Cutler, an Independent, acknowledges he has been directly critical of Gov. Paul LePage’s performance — and behavior — as governor.
“He’s not all wrong. There are some things he’s done that I agree with, but when he tries to do things right, he gets in his own way,” said Cutler. “And when he isn’t right, he gets in our way.
“Instead of a governor who is a salesman for Maine around the world, we have a governor who has left Maine red-faced and embarrassed all over the world,” he said. “He has launched one unguided missile after another, calling anyone who disagrees with him a ‘liberal’ and every program he doesn’t like ‘welfare,’ yet all the while he has fashioned no plan for Maine’s future, leaving Maine’s economy mired in a decade-long rut.”
While Cutler says his Democratic challenger, Mike Michaud, is a “very decent man,” he doesn’t feel Michaud is the best choice for governor either.
“I like Mike, too, but he is a product of 30 years in Augusta and Washington and look where we are,” said Cutler. “It’s not clear to me what he wants to do, it’s not clear to me what his ideas and proposals are, and it’s certainly not clear to me that he has the breadth of skills and experience — outside of politics — that qualify him to be the leader that Maine needs.

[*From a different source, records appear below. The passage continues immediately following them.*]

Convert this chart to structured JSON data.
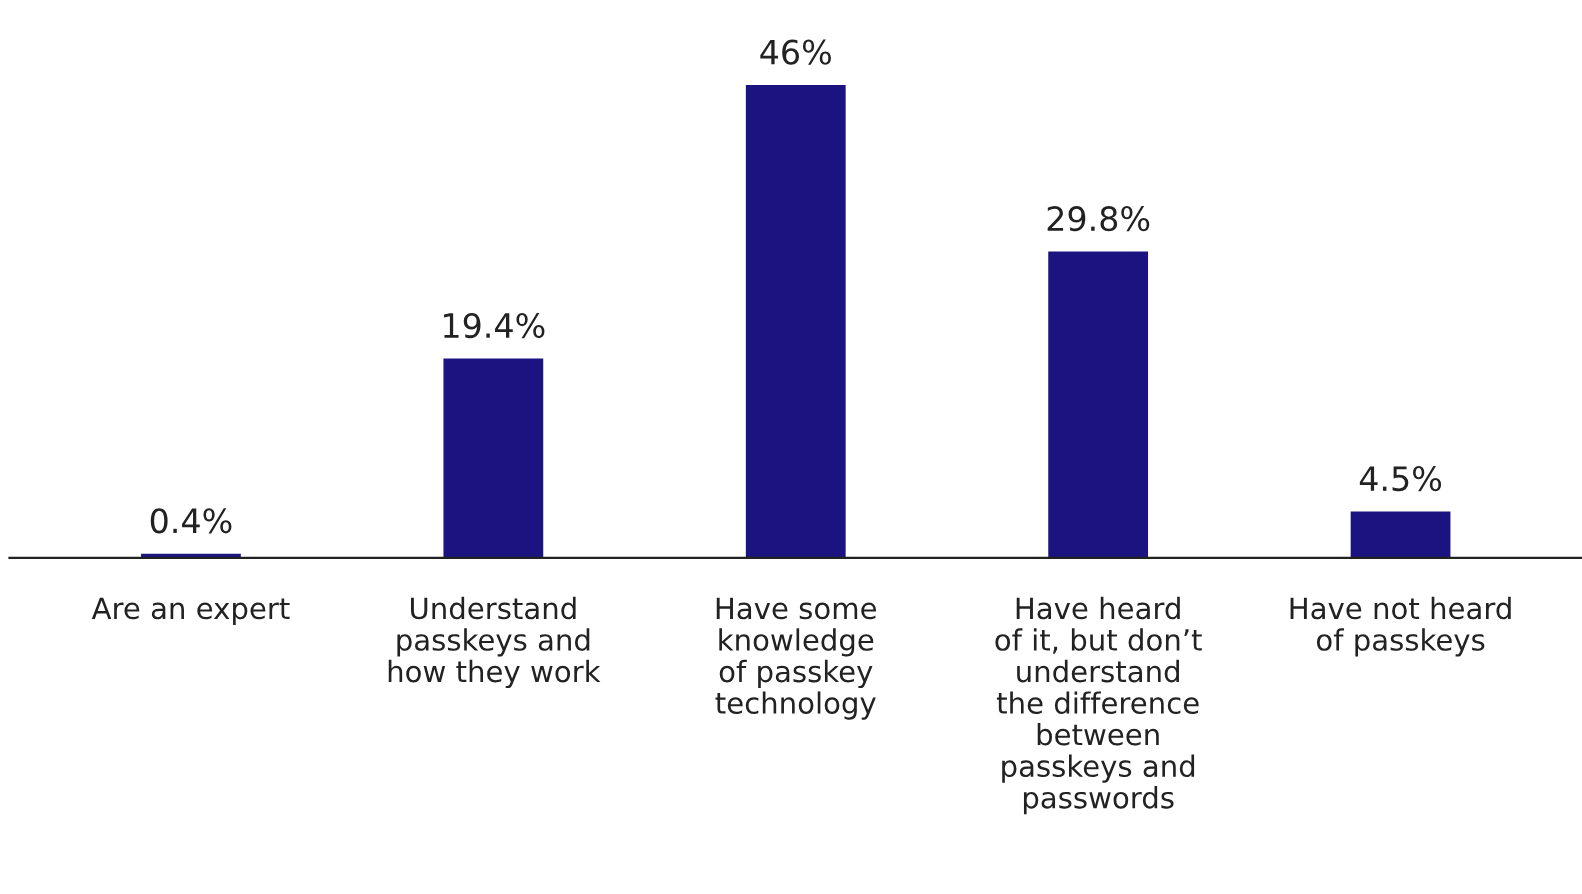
{
  "chart_data": {
    "type": "bar",
    "categories": [
      "Are an expert",
      "Understand\npasskeys and\nhow they work",
      "Have some\nknowledge\nof passkey\ntechnology",
      "Have heard\nof it, but don’t\nunderstand\nthe difference\nbetween\npasskeys and\npasswords",
      "Have not heard\nof passkeys"
    ],
    "values": [
      0.4,
      19.4,
      46,
      29.8,
      4.5
    ],
    "value_labels": [
      "0.4%",
      "19.4%",
      "46%",
      "29.8%",
      "4.5%"
    ],
    "color": "#1b1480",
    "grid": false,
    "legend": false
  }
}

“I hear it all over Maine — ‘We need leadership. We need someone who has the courage, temperament, skills and the experience to lead,’ and we aren’t seeing that from Paul LePage and I don’t have any confidence that we’d see it from Mike Michaud,” he said. “The other problem that affects both of these guys is that they both are driven by two different sets of interests with pretty narrow agendas. The political parties have become smaller and smaller and smaller and narrower and narrower and narrower over time, and as a consequence, one has drifted to the right and one has drifted to the left leaving the middle — which is where most of us in Maine live, think and vote — unrepresented, unhappy and dissatisfied.”
Cutler said his leadership qualifications are clear.

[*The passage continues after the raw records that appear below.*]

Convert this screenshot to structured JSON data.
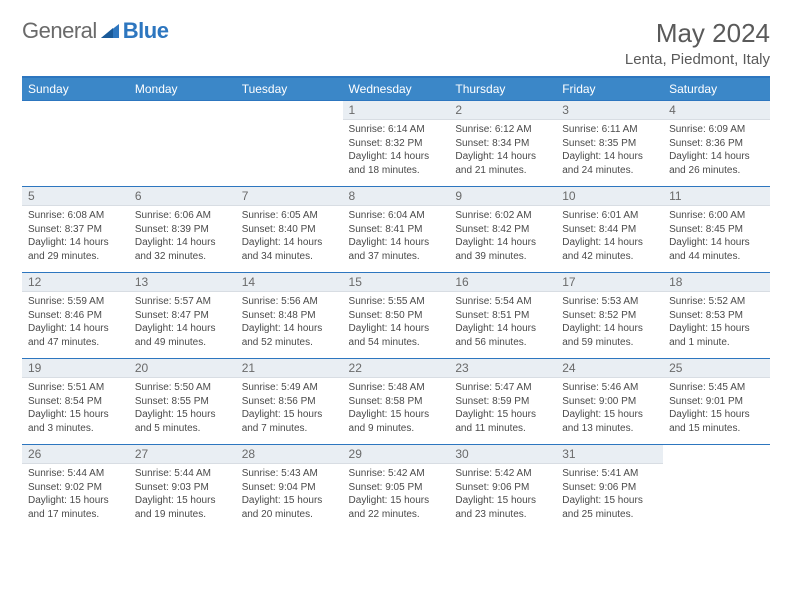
{
  "brand": {
    "word1": "General",
    "word2": "Blue"
  },
  "title": "May 2024",
  "location": "Lenta, Piedmont, Italy",
  "day_labels": [
    "Sunday",
    "Monday",
    "Tuesday",
    "Wednesday",
    "Thursday",
    "Friday",
    "Saturday"
  ],
  "colors": {
    "header_bg": "#3b87c8",
    "border": "#2d76bf",
    "daynum_bg": "#e9eef3",
    "text": "#4a4a4a"
  },
  "weeks": [
    [
      {
        "n": "",
        "lines": [
          "",
          "",
          "",
          ""
        ],
        "empty": true
      },
      {
        "n": "",
        "lines": [
          "",
          "",
          "",
          ""
        ],
        "empty": true
      },
      {
        "n": "",
        "lines": [
          "",
          "",
          "",
          ""
        ],
        "empty": true
      },
      {
        "n": "1",
        "lines": [
          "Sunrise: 6:14 AM",
          "Sunset: 8:32 PM",
          "Daylight: 14 hours",
          "and 18 minutes."
        ]
      },
      {
        "n": "2",
        "lines": [
          "Sunrise: 6:12 AM",
          "Sunset: 8:34 PM",
          "Daylight: 14 hours",
          "and 21 minutes."
        ]
      },
      {
        "n": "3",
        "lines": [
          "Sunrise: 6:11 AM",
          "Sunset: 8:35 PM",
          "Daylight: 14 hours",
          "and 24 minutes."
        ]
      },
      {
        "n": "4",
        "lines": [
          "Sunrise: 6:09 AM",
          "Sunset: 8:36 PM",
          "Daylight: 14 hours",
          "and 26 minutes."
        ]
      }
    ],
    [
      {
        "n": "5",
        "lines": [
          "Sunrise: 6:08 AM",
          "Sunset: 8:37 PM",
          "Daylight: 14 hours",
          "and 29 minutes."
        ]
      },
      {
        "n": "6",
        "lines": [
          "Sunrise: 6:06 AM",
          "Sunset: 8:39 PM",
          "Daylight: 14 hours",
          "and 32 minutes."
        ]
      },
      {
        "n": "7",
        "lines": [
          "Sunrise: 6:05 AM",
          "Sunset: 8:40 PM",
          "Daylight: 14 hours",
          "and 34 minutes."
        ]
      },
      {
        "n": "8",
        "lines": [
          "Sunrise: 6:04 AM",
          "Sunset: 8:41 PM",
          "Daylight: 14 hours",
          "and 37 minutes."
        ]
      },
      {
        "n": "9",
        "lines": [
          "Sunrise: 6:02 AM",
          "Sunset: 8:42 PM",
          "Daylight: 14 hours",
          "and 39 minutes."
        ]
      },
      {
        "n": "10",
        "lines": [
          "Sunrise: 6:01 AM",
          "Sunset: 8:44 PM",
          "Daylight: 14 hours",
          "and 42 minutes."
        ]
      },
      {
        "n": "11",
        "lines": [
          "Sunrise: 6:00 AM",
          "Sunset: 8:45 PM",
          "Daylight: 14 hours",
          "and 44 minutes."
        ]
      }
    ],
    [
      {
        "n": "12",
        "lines": [
          "Sunrise: 5:59 AM",
          "Sunset: 8:46 PM",
          "Daylight: 14 hours",
          "and 47 minutes."
        ]
      },
      {
        "n": "13",
        "lines": [
          "Sunrise: 5:57 AM",
          "Sunset: 8:47 PM",
          "Daylight: 14 hours",
          "and 49 minutes."
        ]
      },
      {
        "n": "14",
        "lines": [
          "Sunrise: 5:56 AM",
          "Sunset: 8:48 PM",
          "Daylight: 14 hours",
          "and 52 minutes."
        ]
      },
      {
        "n": "15",
        "lines": [
          "Sunrise: 5:55 AM",
          "Sunset: 8:50 PM",
          "Daylight: 14 hours",
          "and 54 minutes."
        ]
      },
      {
        "n": "16",
        "lines": [
          "Sunrise: 5:54 AM",
          "Sunset: 8:51 PM",
          "Daylight: 14 hours",
          "and 56 minutes."
        ]
      },
      {
        "n": "17",
        "lines": [
          "Sunrise: 5:53 AM",
          "Sunset: 8:52 PM",
          "Daylight: 14 hours",
          "and 59 minutes."
        ]
      },
      {
        "n": "18",
        "lines": [
          "Sunrise: 5:52 AM",
          "Sunset: 8:53 PM",
          "Daylight: 15 hours",
          "and 1 minute."
        ]
      }
    ],
    [
      {
        "n": "19",
        "lines": [
          "Sunrise: 5:51 AM",
          "Sunset: 8:54 PM",
          "Daylight: 15 hours",
          "and 3 minutes."
        ]
      },
      {
        "n": "20",
        "lines": [
          "Sunrise: 5:50 AM",
          "Sunset: 8:55 PM",
          "Daylight: 15 hours",
          "and 5 minutes."
        ]
      },
      {
        "n": "21",
        "lines": [
          "Sunrise: 5:49 AM",
          "Sunset: 8:56 PM",
          "Daylight: 15 hours",
          "and 7 minutes."
        ]
      },
      {
        "n": "22",
        "lines": [
          "Sunrise: 5:48 AM",
          "Sunset: 8:58 PM",
          "Daylight: 15 hours",
          "and 9 minutes."
        ]
      },
      {
        "n": "23",
        "lines": [
          "Sunrise: 5:47 AM",
          "Sunset: 8:59 PM",
          "Daylight: 15 hours",
          "and 11 minutes."
        ]
      },
      {
        "n": "24",
        "lines": [
          "Sunrise: 5:46 AM",
          "Sunset: 9:00 PM",
          "Daylight: 15 hours",
          "and 13 minutes."
        ]
      },
      {
        "n": "25",
        "lines": [
          "Sunrise: 5:45 AM",
          "Sunset: 9:01 PM",
          "Daylight: 15 hours",
          "and 15 minutes."
        ]
      }
    ],
    [
      {
        "n": "26",
        "lines": [
          "Sunrise: 5:44 AM",
          "Sunset: 9:02 PM",
          "Daylight: 15 hours",
          "and 17 minutes."
        ]
      },
      {
        "n": "27",
        "lines": [
          "Sunrise: 5:44 AM",
          "Sunset: 9:03 PM",
          "Daylight: 15 hours",
          "and 19 minutes."
        ]
      },
      {
        "n": "28",
        "lines": [
          "Sunrise: 5:43 AM",
          "Sunset: 9:04 PM",
          "Daylight: 15 hours",
          "and 20 minutes."
        ]
      },
      {
        "n": "29",
        "lines": [
          "Sunrise: 5:42 AM",
          "Sunset: 9:05 PM",
          "Daylight: 15 hours",
          "and 22 minutes."
        ]
      },
      {
        "n": "30",
        "lines": [
          "Sunrise: 5:42 AM",
          "Sunset: 9:06 PM",
          "Daylight: 15 hours",
          "and 23 minutes."
        ]
      },
      {
        "n": "31",
        "lines": [
          "Sunrise: 5:41 AM",
          "Sunset: 9:06 PM",
          "Daylight: 15 hours",
          "and 25 minutes."
        ]
      },
      {
        "n": "",
        "lines": [
          "",
          "",
          "",
          ""
        ],
        "empty": true
      }
    ]
  ]
}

“I worked my way through college and law school, and then I went to work for Ed Muskie. I spent seven years working on helping him write the Clean Air Act, Clean Water Act and the National Environmental Policy Act,” he said. “I was the associate director of the Office of Management and Budget in the White House where I oversaw the budgets of seven federal agencies. I eventually became a lawyer and started my own law firm, which became the second biggest environmental law firm in America. I later merged that with another big firm and opened that firm’s office in Beijing where I lived for three years.

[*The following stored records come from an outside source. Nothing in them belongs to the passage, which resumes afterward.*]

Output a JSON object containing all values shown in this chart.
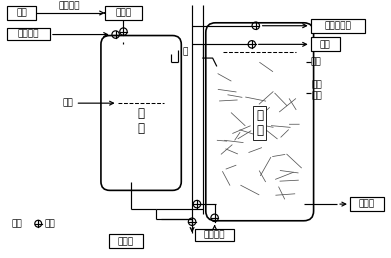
{
  "bg_color": "#ffffff",
  "lc": "#000000",
  "labels": {
    "haijian": "海棠",
    "yazhon": "压榨过滤",
    "haijian_zhi": "海棠汁",
    "jiaomu": "酵母菌液",
    "yemian": "液面",
    "shui": "水",
    "jia_guan": "甲\n罐",
    "yi_guan": "乙\n罐",
    "han_jun": "含菌培养液",
    "qiti": "气体",
    "pentou": "喷头",
    "chuahua": "刨花\n滤网",
    "zhu": "注：",
    "fameng": "阀门",
    "haijian_jiu": "海棠酒",
    "wujun": "无菌空气",
    "haijian_cu": "海棠醋"
  },
  "fs": 6.5,
  "fs2": 8.5
}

“I’ve done turnarounds as a private investor, managed companies, and started businesses here in Maine. I have a broad leadership background in both the private and public sector, and it’s my private sector experience as a businessman and entrepreneur that distinguishes me — among other things — from both Mike and Paul,” said Cutler. “Starting a business, and growing it, and managing it according to a plan, strategy and a vision for where you’re heading, that’s what Maine needs and I can provide that. I don’t think voters want to hear just platitudes and slogans. We’re tired of that, and it doesn’t work. We’re tired of the partisanship, we’re tired of lack of direction, and a lack of a plan. I’ve put forward a vision, a plan and a strategy and I challenge the other candidates to have at it, or offer their own.”
With a little more than a year left until residents cast their ballots for governor, Cutler said the state’s needs are quite clear.
“We need to clean up our political system and our democracy, invest in our competitive advantages, make government smarter, and tackle education and health care. If we do those things, Maine is going to get younger and more prosperous,” he said. “I find campaigning exhilarating and wonderful. How much better could it be spending your time traveling around the state of Maine and visiting with good people? I hope to serve those same good people as the next governor of Maine.”